Firefighters earned an average of $186,464 last year in total compensation. The city’s police officers pulled in $164,045. Teachers and other school officials earned an average of $112,852, and all other workers received an average of $101,096, including salary and fringe benefits.

With a $7 billion city budget deficit looming in 2011, a report released Thursday, January 8, by nonpartisan private research group the Citizens Budget Commission highlighted how the cost of Big Apple public employees far outstrips the compensation of other public workers in the state as well as private workers.

New York City public employees cost taxpayers an average $107,000 per person in 2008, with fringe benefits such as health care and pension contributions totaling $37,600. The report, based on publicly available material from the city’s Office of Management and Budget and U.S. Labor Department statistics, says total compensation has grown 63 percent since 2000. Fringe benefits have gone up 182 percent, led by a 700 percent increase in pension costs.

Since 2000, the city’s average contribution to pensions grew to $20,333 from $2,530 for full-time employees. The growth was sparked by a recalculation of pension fund assets and lower-than-expected investment returns that showed a need for greater contributions.

The report stated that health care benefit costs had doubled since 2000. By contrast, private-sector workers’ fringe benefits increased by 40 percent and state workers’ benefits rose 52 percent since 2000.

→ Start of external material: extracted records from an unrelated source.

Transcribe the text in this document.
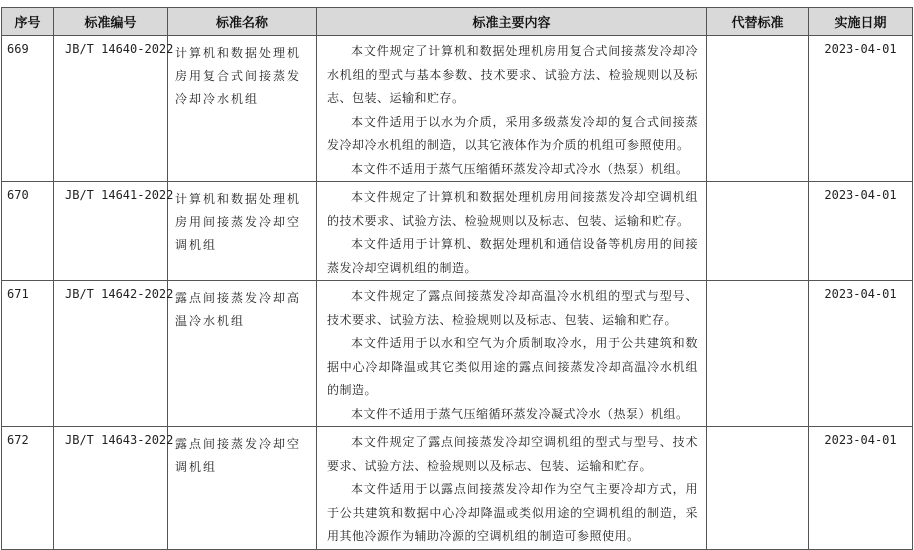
序号	标准编号	标准名称	标准主要内容	代替标准	实施日期
669	JB/T 14640-2022	计算机和数据处理机房用复合式间接蒸发冷却冷水机组	本文件规定了计算机和数据处理机房用复合式间接蒸发冷却冷水机组的型式与基本参数、技术要求、试验方法、检验规则以及标志、包装、运输和贮存。

本文件适用于以水为介质，采用多级蒸发冷却的复合式间接蒸发冷却冷水机组的制造，以其它液体作为介质的机组可参照使用。

本文件不适用于蒸气压缩循环蒸发冷却式冷水（热泵）机组。		2023-04-01
670	JB/T 14641-2022	计算机和数据处理机房用间接蒸发冷却空调机组	本文件规定了计算机和数据处理机房用间接蒸发冷却空调机组的技术要求、试验方法、检验规则以及标志、包装、运输和贮存。

本文件适用于计算机、数据处理机和通信设备等机房用的间接蒸发冷却空调机组的制造。		2023-04-01
671	JB/T 14642-2022	露点间接蒸发冷却高温冷水机组	本文件规定了露点间接蒸发冷却高温冷水机组的型式与型号、技术要求、试验方法、检验规则以及标志、包装、运输和贮存。

本文件适用于以水和空气为介质制取冷水，用于公共建筑和数据中心冷却降温或其它类似用途的露点间接蒸发冷却高温冷水机组的制造。

本文件不适用于蒸气压缩循环蒸发冷凝式冷水（热泵）机组。		2023-04-01
672	JB/T 14643-2022	露点间接蒸发冷却空调机组	本文件规定了露点间接蒸发冷却空调机组的型式与型号、技术要求、试验方法、检验规则以及标志、包装、运输和贮存。

本文件适用于以露点间接蒸发冷却作为空气主要冷却方式，用于公共建筑和数据中心冷却降温或类似用途的空调机组的制造，采用其他冷源作为辅助冷源的空调机组的制造可参照使用。		2023-04-01
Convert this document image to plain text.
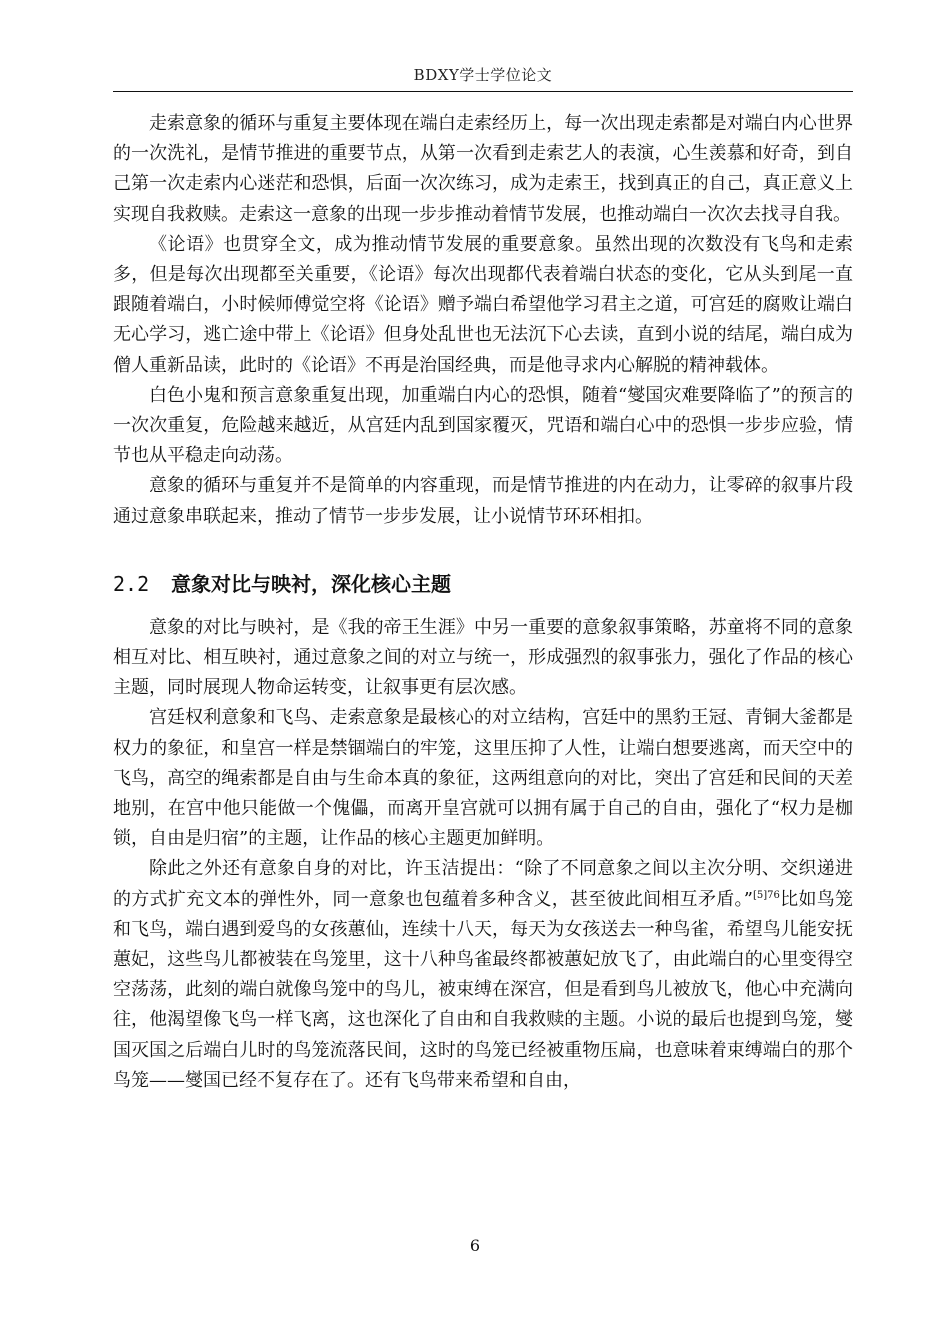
BDXY学士学位论文

走索意象的循环与重复主要体现在端白走索经历上，每一次出现走索都是对端白内心世界的一次洗礼，是情节推进的重要节点，从第一次看到走索艺人的表演，心生羡慕和好奇，到自己第一次走索内心迷茫和恐惧，后面一次次练习，成为走索王，找到真正的自己，真正意义上实现自我救赎。走索这一意象的出现一步步推动着情节发展，也推动端白一次次去找寻自我。

《论语》也贯穿全文，成为推动情节发展的重要意象。虽然出现的次数没有飞鸟和走索多，但是每次出现都至关重要，《论语》每次出现都代表着端白状态的变化，它从头到尾一直跟随着端白，小时候师傅觉空将《论语》赠予端白希望他学习君主之道，可宫廷的腐败让端白无心学习，逃亡途中带上《论语》但身处乱世也无法沉下心去读，直到小说的结尾，端白成为僧人重新品读，此时的《论语》不再是治国经典，而是他寻求内心解脱的精神载体。

白色小鬼和预言意象重复出现，加重端白内心的恐惧，随着“燮国灾难要降临了”的预言的一次次重复，危险越来越近，从宫廷内乱到国家覆灭，咒语和端白心中的恐惧一步步应验，情节也从平稳走向动荡。

意象的循环与重复并不是简单的内容重现，而是情节推进的内在动力，让零碎的叙事片段通过意象串联起来，推动了情节一步步发展，让小说情节环环相扣。

2.2 意象对比与映衬，深化核心主题

意象的对比与映衬，是《我的帝王生涯》中另一重要的意象叙事策略，苏童将不同的意象相互对比、相互映衬，通过意象之间的对立与统一，形成强烈的叙事张力，强化了作品的核心主题，同时展现人物命运转变，让叙事更有层次感。

宫廷权利意象和飞鸟、走索意象是最核心的对立结构，宫廷中的黑豹王冠、青铜大釜都是权力的象征，和皇宫一样是禁锢端白的牢笼，这里压抑了人性，让端白想要逃离，而天空中的飞鸟，高空的绳索都是自由与生命本真的象征，这两组意向的对比，突出了宫廷和民间的天差地别，在宫中他只能做一个傀儡，而离开皇宫就可以拥有属于自己的自由，强化了“权力是枷锁，自由是归宿”的主题，让作品的核心主题更加鲜明。

除此之外还有意象自身的对比，许玉洁提出：“除了不同意象之间以主次分明、交织递进的方式扩充文本的弹性外，同一意象也包蕴着多种含义，甚至彼此间相互矛盾。”$^{[5]76}$比如鸟笼和飞鸟，端白遇到爱鸟的女孩蕙仙，连续十八天，每天为女孩送去一种鸟雀，希望鸟儿能安抚蕙妃，这些鸟儿都被装在鸟笼里，这十八种鸟雀最终都被蕙妃放飞了，由此端白的心里变得空空荡荡，此刻的端白就像鸟笼中的鸟儿，被束缚在深宫，但是看到鸟儿被放飞，他心中充满向往，他渴望像飞鸟一样飞离，这也深化了自由和自我救赎的主题。小说的最后也提到鸟笼，燮国灭国之后端白儿时的鸟笼流落民间，这时的鸟笼已经被重物压扁，也意味着束缚端白的那个鸟笼——燮国已经不复存在了。还有飞鸟带来希望和自由，

6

“These skyrocketing costs are stunning,” CBC president Carol Kellermann said in a statement. “And they impose an enormous, and growing, burden on increasingly strained taxpayers. Corrective action is essential and can no longer be delayed.”

The city offers workers defined-benefit pension plans and does not require workers to contribute to health insurance premiums.

Since 2000, employee contributions toward premiums have jumped 119 percent nationally, according to the Henry J. Kaiser Family Foundation.

While health insurance costs were the same for all employees, wages varied based on profession. Firefighters and police officers earned more because of lucrative overtime assignments.